Aqui é o meu lugar. Aqui será a cidade que
quero.
Quando eu cheguei por aqui eu logo entendi a geometria de teus eixos
e asas, a simetria de teus planos e espaços! Vi em tudo a mais
completa tradução de um sonho feliz de cidade. Ave, Brasília,
cheia de graça, bendito o dia em que pousei numa de tuas asas! Fiz
de tuas asas o meu eixo.
Bendito quem te sonhou; bendito quem disse sim ao sonho; benditos os
dois gênios que deram traços geniais ao sonho; benditos todos os
que te escreveram em concreto. E bendito o teu céu – a maior de
tuas catedrais – que te coroa da aurora ao poente.
Brasília
pousou num altiplano das terras goianas e nele aeroplana monumental.
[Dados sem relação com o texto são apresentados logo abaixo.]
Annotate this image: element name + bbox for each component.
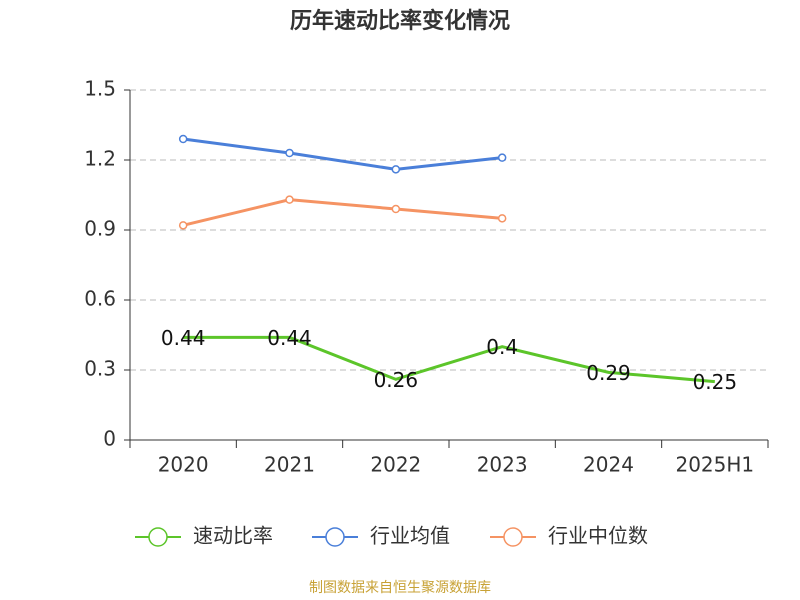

Brasília nasceu decidida a ficar de frente pro Brasil e de costas
para o mar. Brasília conseguiu a façanha de pôr num quadradinho o
Brasil inteiro – aqui tem “gente de toda cor, tem raça de toda
fé”.
Brasília
tem um quê de esfinge, mas é facilmente decifrável. Noutras
cidades há esquinas, avenidas, bairros – isso que pronto dá
orientação a uma cidade. Aqui temos tesourinhas, (super)quadras,
blocos e outras coordenadas geométricas à primeira vista
indecifráveis. Basta um breve convívio e a esfinge se mostra nítida
e precisa na sua lógica cristalina, sem deixar de guardar em si
mistérios outros. Uma cidade feita de sonho, eixo e asas nasceu
destinada a voar sem tirar os pés do chão, proeza só possível no
âmbito dos sonhos – totalmente possível para ela que nasceu de um
sonho.
Então
repito: aqui é o meu lugar. Aqui será a cidade que quero.
Na cidade que quero, teremos menos carros e
mais bicicletas. Dói na minha pele e na pele do planeta tanto
monóxido de carbono. Na cidade que quero, as bicicletas serão as
estrelas das ruas e avenidas. E como
andarei de bicicleta! E não será
preciso preocupar-se com as ciladas do caminho (leia-se: com os
carros pelo caminho); afinal, teremos redes de ciclovias serpenteando
em todas as direções.
Na cidade que quero, teremos mais verde e menos
concreto. Para fazer companhia aos belos palácios de Niemeyer,
cultivaremos aqui as mais belas catedrais que arquiteto nenhum jamais
conseguirá imitar. São elas a copaíba, o murici, o jequitibá, o
buriti, o jatobá, o ipê, o jacarandá etc...
Na cidade que quero, teremos menos pressa. Se
houver menos pressa, teremos, por certo, menos filas, menos trânsito,
menos estresse...
Na cidade que quero, teremos mais
solidariedade. A máxima que valerá é: “Eu preciso de todos e
todos precisam de mim”. E como serão bem-vindas as palavras de um
sábio solidário: “Não precisamos de muita coisa... Mas
precisamos muito uns dos outros!”
Na cidade que quero, teremos mais livros e
menos armas. Faremos do livro a mais poderosa das armas. Depois
disso, armas para quê?
Na cidade que quero, teremos mais educação.
Ensinar será a arte capital. Ensinar, diz a etimologia, é pôr nos
homens uma insígnia, dar-lhes um sinal distintivo. E a educação
será a mais nobre das insígnias. E comungaremos todos com o que diz
Guimarães Rosa: “Mestre no quem sempre ensina, mas quem de repente
aprende”.
Para a cidade que quero, precisaremos de um
batalhão de cidadãos. Então, avante cidadãos! É chegada a hora
de, as armas e os barões
assinalados, lançarmo-nos em
perigos e guerras esforçados
na tentativa de edificar um novo mundo. Afinal, depende
de nós se este mundo ainda tem jeito,
apesar do que temos feito.
Ave, Brasília, cheia de graça!
4 comentários:
Bonito texto. E louvável projeto.
As cidades são o local onde vivemos. Como tal, devem ser agradáveis para viver, porque humanizadas.
Uma ode à nossa Brasília. Essa incompreendida senhora de cor cinza que deixa as outras cores, e os melhores tons, para os que quiserem mergulhar na sua alma e conhecê-la intimamente. Quanto amor!
Obrigado pelo comentário, Joaquim. E sobre transformar em Pasárgada o lugar onde se vive, me lembro desta frase: "Se você pode sonhar, você pode fazer" (Walt Disney).
Abs,
Tarlei
Querida Cinthia,
sim, tenho um caso de amor com Brasília. Gosto de dizer que essa cidade me deu eixo e asas.
Obrigado por sempre desfolhar palavras gentis na direção desse escrevente desarvorado que sou eu.